Redesigning your website offers the perfect opportunity to consider accessibility. Rather than creating your site and trying to implement improvements later, begin with accessibility in mind.
Not only can you work in a timely, cost-efficient manner, but you can also optimize your site from the start, accommodate more users, and integrate accessibility as a top priority in your organization.
Best practices like those of the Web Content Accessibility Guidelines (WCAG) exist and outline well-accepted rules to help you.
Start optimizing your site from the ground up
Whether you develop and manage your website in-house or by using a third party, starting with accessibility in mind means you can optimize the foundation of your site and avoid costly fixes in the future.
Even before development begins, you should start asking important questions such as:
- What accessibility standards should we follow?
- Who is responsible for our site’s accessibility?
- Is our template, design, and/or vendor’s platform accessible?
By clearly answering questions like these, you can make sure that accessibility is one of the factors that guides your site’s creation. This helps you set clear goals for your development team, or if you’re using a vendor, you can identify any issues with their platform that stand in the way of your goals.
When you define who is responsible for your site’s accessibility and which guidelines to follow, you’re better prepared to optimize your site for all users.
Reconsider your ideal user
Your site’s redesign sometimes allows you to hit the reset button on a few areas, one of which could be the users you want to target.
Oftentimes, organizations design for their "ideal" user, which can create accessibility barriers and alienate users who don’t fall into that category. In the United States, this can include the roughly one-in-four adults with a disability.
When you have a solid foundation on which to build your website, you can start designing to reach your accessibility goals and target more than your ideal user.
For example, choose a color palette that offers plenty of accessible color combinations. This is helpful to make sure content is easier to read in general, but especially for those who have a color vision deficiency or require a higher contrast to confidently read the content. Use the a11y® Color Contrast Accessibility Validator to help ensure your color scheme has adequate color contrast.

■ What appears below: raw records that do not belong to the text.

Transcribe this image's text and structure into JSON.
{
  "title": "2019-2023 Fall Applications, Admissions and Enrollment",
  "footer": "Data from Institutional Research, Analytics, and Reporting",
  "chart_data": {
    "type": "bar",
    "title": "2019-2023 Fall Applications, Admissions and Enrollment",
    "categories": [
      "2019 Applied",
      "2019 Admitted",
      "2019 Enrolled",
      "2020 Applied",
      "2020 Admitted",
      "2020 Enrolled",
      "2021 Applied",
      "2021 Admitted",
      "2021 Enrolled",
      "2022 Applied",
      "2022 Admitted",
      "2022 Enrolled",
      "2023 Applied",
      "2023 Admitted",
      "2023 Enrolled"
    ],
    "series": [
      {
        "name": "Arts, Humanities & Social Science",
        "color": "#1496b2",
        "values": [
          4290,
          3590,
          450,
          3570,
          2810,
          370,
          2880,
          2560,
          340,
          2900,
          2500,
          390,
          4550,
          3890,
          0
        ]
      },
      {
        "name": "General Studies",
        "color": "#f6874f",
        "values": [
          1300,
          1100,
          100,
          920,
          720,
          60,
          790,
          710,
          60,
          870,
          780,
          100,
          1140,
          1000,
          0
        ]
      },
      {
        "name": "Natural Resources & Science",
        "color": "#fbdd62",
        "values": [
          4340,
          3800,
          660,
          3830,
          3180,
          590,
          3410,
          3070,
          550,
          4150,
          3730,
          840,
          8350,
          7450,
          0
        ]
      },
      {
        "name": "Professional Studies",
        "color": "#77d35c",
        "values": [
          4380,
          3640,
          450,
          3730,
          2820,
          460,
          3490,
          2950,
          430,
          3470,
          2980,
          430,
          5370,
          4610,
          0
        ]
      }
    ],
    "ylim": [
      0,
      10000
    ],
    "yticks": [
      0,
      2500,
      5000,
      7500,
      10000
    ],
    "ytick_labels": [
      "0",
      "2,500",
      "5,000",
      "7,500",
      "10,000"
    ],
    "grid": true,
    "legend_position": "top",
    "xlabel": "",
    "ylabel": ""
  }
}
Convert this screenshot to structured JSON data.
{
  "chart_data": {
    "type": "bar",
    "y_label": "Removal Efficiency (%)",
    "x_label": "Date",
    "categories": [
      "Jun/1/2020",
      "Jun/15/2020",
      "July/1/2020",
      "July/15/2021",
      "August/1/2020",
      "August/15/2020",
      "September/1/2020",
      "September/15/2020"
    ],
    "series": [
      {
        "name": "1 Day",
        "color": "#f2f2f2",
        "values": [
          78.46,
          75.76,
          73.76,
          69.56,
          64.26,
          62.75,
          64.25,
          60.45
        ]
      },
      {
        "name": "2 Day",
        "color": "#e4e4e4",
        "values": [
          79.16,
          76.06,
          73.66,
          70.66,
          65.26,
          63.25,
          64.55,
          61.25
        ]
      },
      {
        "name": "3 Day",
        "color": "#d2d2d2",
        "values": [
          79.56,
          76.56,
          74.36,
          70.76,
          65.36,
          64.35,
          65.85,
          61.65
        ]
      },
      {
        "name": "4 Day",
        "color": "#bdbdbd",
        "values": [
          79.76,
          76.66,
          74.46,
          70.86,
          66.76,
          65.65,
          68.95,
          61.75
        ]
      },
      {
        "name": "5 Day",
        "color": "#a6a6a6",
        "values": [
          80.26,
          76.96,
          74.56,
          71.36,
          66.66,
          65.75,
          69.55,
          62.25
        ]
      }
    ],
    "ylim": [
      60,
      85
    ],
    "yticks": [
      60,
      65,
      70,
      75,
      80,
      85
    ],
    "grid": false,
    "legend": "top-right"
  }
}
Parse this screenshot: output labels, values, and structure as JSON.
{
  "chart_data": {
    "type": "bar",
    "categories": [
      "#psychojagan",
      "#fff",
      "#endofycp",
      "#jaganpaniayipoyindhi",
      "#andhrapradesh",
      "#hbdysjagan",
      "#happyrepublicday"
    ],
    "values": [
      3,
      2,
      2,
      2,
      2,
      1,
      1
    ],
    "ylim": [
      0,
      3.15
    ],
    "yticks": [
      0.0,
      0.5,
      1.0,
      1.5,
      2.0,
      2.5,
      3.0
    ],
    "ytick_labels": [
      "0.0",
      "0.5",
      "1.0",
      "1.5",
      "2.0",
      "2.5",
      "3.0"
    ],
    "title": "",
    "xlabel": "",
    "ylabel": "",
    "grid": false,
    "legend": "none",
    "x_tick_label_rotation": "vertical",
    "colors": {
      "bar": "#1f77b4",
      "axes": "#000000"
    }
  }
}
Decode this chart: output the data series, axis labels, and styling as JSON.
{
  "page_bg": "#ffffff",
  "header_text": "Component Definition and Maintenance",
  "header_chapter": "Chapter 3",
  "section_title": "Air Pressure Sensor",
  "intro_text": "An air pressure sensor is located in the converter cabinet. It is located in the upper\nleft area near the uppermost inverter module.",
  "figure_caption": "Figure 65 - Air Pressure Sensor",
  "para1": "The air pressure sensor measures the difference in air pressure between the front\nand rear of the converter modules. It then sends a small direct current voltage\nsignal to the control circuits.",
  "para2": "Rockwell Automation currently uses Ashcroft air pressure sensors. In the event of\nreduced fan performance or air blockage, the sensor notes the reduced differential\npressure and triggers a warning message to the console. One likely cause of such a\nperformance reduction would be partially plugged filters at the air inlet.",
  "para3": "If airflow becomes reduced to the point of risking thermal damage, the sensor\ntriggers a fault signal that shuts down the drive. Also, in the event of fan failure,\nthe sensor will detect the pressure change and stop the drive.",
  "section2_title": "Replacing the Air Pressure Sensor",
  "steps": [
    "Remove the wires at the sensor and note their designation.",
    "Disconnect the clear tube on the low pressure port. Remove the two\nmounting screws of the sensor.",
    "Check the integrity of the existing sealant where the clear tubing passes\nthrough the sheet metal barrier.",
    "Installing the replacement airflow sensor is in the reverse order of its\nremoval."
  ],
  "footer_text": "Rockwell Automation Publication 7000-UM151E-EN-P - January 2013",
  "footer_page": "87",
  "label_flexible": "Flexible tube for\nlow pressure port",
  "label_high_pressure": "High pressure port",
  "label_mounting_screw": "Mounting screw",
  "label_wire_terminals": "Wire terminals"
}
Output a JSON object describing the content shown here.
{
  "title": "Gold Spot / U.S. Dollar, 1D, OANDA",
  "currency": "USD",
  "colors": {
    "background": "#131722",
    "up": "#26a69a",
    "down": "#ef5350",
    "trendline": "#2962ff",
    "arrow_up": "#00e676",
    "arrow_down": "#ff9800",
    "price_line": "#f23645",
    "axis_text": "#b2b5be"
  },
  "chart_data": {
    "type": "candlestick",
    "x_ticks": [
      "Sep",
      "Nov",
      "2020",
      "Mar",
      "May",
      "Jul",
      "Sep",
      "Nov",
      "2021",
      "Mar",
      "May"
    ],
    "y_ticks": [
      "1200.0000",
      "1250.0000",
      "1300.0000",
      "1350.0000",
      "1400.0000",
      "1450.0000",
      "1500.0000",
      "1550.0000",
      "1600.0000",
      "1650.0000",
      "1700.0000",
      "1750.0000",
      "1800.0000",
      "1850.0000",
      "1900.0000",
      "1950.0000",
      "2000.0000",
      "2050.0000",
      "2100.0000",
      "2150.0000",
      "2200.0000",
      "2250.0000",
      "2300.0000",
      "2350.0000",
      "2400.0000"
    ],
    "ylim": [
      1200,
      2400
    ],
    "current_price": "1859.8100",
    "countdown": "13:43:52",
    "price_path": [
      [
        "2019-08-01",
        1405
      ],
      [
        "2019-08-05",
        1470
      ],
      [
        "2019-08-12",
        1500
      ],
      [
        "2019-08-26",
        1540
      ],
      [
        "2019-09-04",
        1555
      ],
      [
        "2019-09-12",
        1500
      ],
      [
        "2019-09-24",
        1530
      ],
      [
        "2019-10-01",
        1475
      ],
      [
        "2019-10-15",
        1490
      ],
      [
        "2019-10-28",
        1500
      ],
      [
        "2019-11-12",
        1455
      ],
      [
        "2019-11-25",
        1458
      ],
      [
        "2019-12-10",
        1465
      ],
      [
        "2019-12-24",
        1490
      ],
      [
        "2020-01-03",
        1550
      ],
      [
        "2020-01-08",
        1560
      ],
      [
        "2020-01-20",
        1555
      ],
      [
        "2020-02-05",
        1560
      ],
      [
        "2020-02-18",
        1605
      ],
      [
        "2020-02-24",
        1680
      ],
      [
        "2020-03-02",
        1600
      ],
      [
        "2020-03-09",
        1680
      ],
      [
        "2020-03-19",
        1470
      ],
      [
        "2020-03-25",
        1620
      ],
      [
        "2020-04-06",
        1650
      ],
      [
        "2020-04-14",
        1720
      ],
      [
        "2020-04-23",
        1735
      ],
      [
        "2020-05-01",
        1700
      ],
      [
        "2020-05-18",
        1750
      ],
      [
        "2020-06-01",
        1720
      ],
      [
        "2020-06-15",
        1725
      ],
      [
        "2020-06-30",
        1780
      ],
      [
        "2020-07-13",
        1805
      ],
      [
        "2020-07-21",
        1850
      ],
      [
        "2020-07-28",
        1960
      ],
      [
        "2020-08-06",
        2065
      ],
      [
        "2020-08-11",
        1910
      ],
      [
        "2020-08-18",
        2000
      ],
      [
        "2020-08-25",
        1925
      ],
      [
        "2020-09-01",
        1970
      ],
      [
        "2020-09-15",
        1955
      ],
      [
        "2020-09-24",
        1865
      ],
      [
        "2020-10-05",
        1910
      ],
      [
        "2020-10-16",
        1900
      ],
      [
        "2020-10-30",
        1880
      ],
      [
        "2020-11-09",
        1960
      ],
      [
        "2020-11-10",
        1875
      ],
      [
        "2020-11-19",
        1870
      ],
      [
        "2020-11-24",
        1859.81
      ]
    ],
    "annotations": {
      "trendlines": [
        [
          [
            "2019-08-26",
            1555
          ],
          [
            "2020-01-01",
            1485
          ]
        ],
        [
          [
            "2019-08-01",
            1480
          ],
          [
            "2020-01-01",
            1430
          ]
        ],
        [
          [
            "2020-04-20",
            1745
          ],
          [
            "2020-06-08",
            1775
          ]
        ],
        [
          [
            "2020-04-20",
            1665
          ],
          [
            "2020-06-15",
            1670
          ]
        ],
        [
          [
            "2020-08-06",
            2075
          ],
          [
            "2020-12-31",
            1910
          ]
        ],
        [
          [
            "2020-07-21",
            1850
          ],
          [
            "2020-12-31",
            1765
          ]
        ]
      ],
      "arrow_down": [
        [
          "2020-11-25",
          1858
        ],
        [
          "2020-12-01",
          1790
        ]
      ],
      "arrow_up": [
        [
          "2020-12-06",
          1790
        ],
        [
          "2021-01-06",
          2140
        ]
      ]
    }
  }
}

Another area to consider from the beginning is keyboard accessibility. Many people use only a keyboard, keyboard, emulator, or other input device, so it’s important to make sure your site is accessible even without the use of a mouse. In fact, you can Give Yourself an Accessibility Test to help redesign your site with this in mind, so you can provide the intended experience for more users.
Of course, consider accessibility when designing all elements of your site. Prioritizing accessibility in site structure and navigation, with a mobile-friendly design, can make it easier to filter accessibility throughout every level of the site and add benefits like improved search engine optimization (SEO).
Redesigning your website to be more accessible means that you can appeal to a larger audience, which benefits your organization and your users.
Integrate accessibility into your organization
With your website’s redesign, you can make accessibility a top priority in your organization. From planning to development and beyond, it’s important to realize that accessibility requires regular monitoring and maintenance. By prioritizing accessibility, you can align your resources to ensure that you meet the needs of users now and in the future.
One key component is having the right expertise, whether you’re working with in-house experts or external talent. These accessibility professionals are qualified to help you meet requirements, implement best practices, and make sure that you keep up with standards. They can also help you define processes and roles that are vital to your site’s redesign, as well as to any changes or enhancements that you make later.
When you strive to make your website more accessible, it’s extremely helpful to get all your teams thinking about accessibility. This ensures that from the beginning, you hire the right experts and allocate your resources appropriately. By making accessibility a top-of-mind priority in your organization, you’ll be able to redesign your website to provide the best experience for all users.